How Much Popularity Can Low Volatility Stand?

The low volatility anomaly — i.e., the tendency for low-volatility or low-beta portfolios to outperform market averages — has been the subject of at least 40 years of academic research.  Given its challenge to what “everyone knows” about risk and return, it’s a fertile field for both professors and practitioners, some of whom recently characterized “the long-term outperformance of low-risk portfolios [as]perhaps the greatest anomaly in finance.”

But anomalies, especially ones that suggest higher return and lower risk, attract investor dollars, and enough investor dollars often spell the end of anomalies.  It’s been suggested that “the low-volatility anomaly may [be]eliminated by its popularization.”

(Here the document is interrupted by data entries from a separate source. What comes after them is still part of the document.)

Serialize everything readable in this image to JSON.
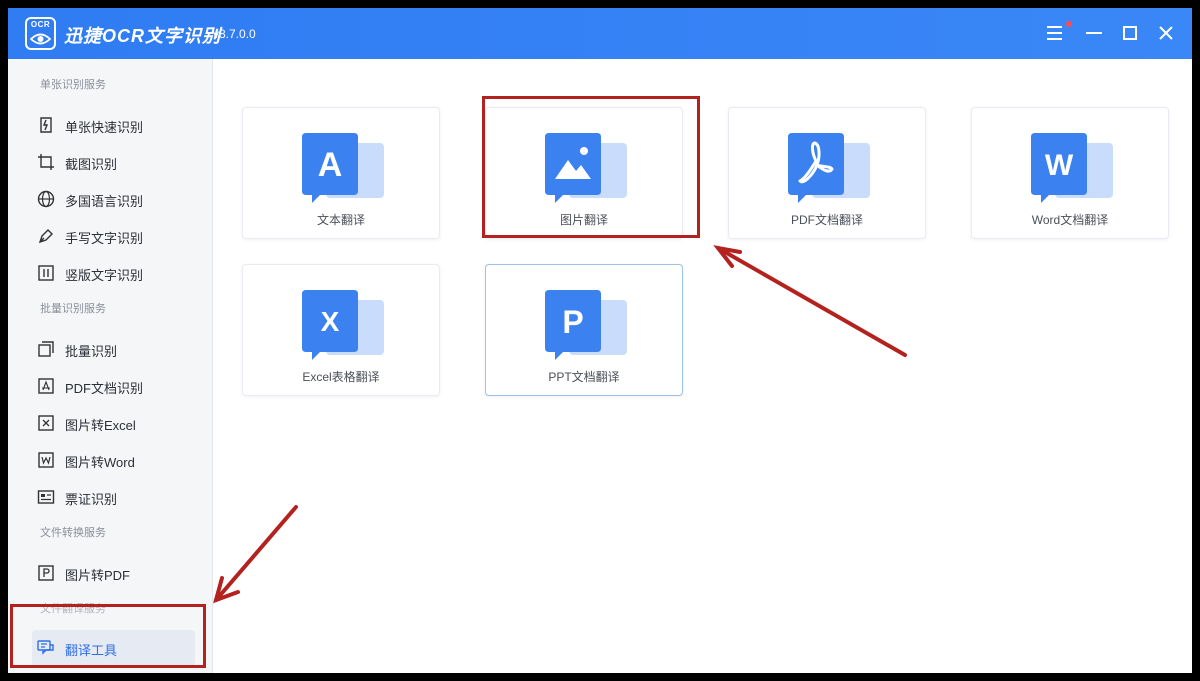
{
  "app": {
    "logo_text": "OCR",
    "title": "迅捷OCR文字识别",
    "version": "v8.7.0.0",
    "accent": "#2f7cf3"
  },
  "window_controls": {
    "menu_icon": "menu-icon",
    "minimize_icon": "minimize-icon",
    "maximize_icon": "maximize-icon",
    "close_icon": "close-icon"
  },
  "sidebar": {
    "sections": [
      {
        "title": "单张识别服务",
        "items": [
          {
            "label": "单张快速识别",
            "icon": "quick-scan-icon"
          },
          {
            "label": "截图识别",
            "icon": "crop-icon"
          },
          {
            "label": "多国语言识别",
            "icon": "globe-icon"
          },
          {
            "label": "手写文字识别",
            "icon": "pen-icon"
          },
          {
            "label": "竖版文字识别",
            "icon": "vertical-text-icon"
          }
        ]
      },
      {
        "title": "批量识别服务",
        "items": [
          {
            "label": "批量识别",
            "icon": "batch-icon"
          },
          {
            "label": "PDF文档识别",
            "icon": "pdf-icon"
          },
          {
            "label": "图片转Excel",
            "icon": "excel-icon"
          },
          {
            "label": "图片转Word",
            "icon": "word-icon"
          },
          {
            "label": "票证识别",
            "icon": "ticket-icon"
          }
        ]
      },
      {
        "title": "文件转换服务",
        "items": [
          {
            "label": "图片转PDF",
            "icon": "ppt-doc-icon"
          }
        ]
      },
      {
        "title": "文件翻译服务",
        "items": [
          {
            "label": "翻译工具",
            "icon": "translate-icon",
            "active": true
          }
        ]
      }
    ]
  },
  "cards": [
    {
      "label": "文本翻译",
      "glyph": "A",
      "icon": "text-translate-icon"
    },
    {
      "label": "图片翻译",
      "glyph": "",
      "icon": "image-translate-icon"
    },
    {
      "label": "PDF文档翻译",
      "glyph": "",
      "icon": "pdf-translate-icon"
    },
    {
      "label": "Word文档翻译",
      "glyph": "W",
      "icon": "word-translate-icon"
    },
    {
      "label": "Excel表格翻译",
      "glyph": "X",
      "icon": "excel-translate-icon"
    },
    {
      "label": "PPT文档翻译",
      "glyph": "P",
      "icon": "ppt-translate-icon"
    }
  ],
  "annotation_color": "#b3221e"
}
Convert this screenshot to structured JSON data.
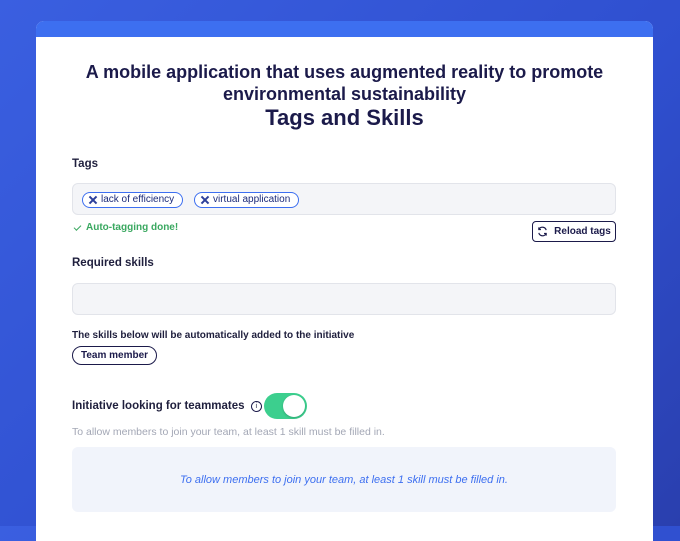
{
  "header": {
    "initiative_title": "A mobile application that uses augmented reality to promote environmental sustainability",
    "section_title": "Tags and Skills"
  },
  "tags": {
    "label": "Tags",
    "items": [
      {
        "label": "lack of efficiency",
        "remove_icon": "close-icon"
      },
      {
        "label": "virtual application",
        "remove_icon": "close-icon"
      }
    ],
    "status": "Auto-tagging done!",
    "reload_label": "Reload tags"
  },
  "skills": {
    "label": "Required skills",
    "value": "",
    "auto_note": "The skills below will be automatically added to the initiative",
    "auto_items": [
      "Team member"
    ]
  },
  "teammates": {
    "label": "Initiative looking for teammates",
    "info_icon": "i",
    "toggle_on": true,
    "hint": "To allow members to join your team, at least 1 skill must be filled in.",
    "notice": "To allow members to join your team, at least 1 skill must be filled in."
  },
  "colors": {
    "accent": "#3d6ff0",
    "toggle_on": "#3ccf8e",
    "success": "#3aa860",
    "title": "#1b1a4a"
  }
}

So how much popularity can low volatility stand?  Before we can suggest an answer to this question, we have to understand the source of the low volatility anomaly.  Perhaps the simplest and most intuitive explanation comes from behavioral finance, specifically from the cognitive bias that behavioral economists call the “preference for lotteries.”  Their argument is that no rational person would ever buy a lottery ticket, since the expected return of such a purchase is negative.  But billions of lottery tickets are sold all over the world every day.  Why do so many people behave in a way that classical economics can only regard as completely irrational?  The behavioral argument is that some people are willing to risk a known amount of money in exchange for the possibility, however slim, of a gigantic payoff.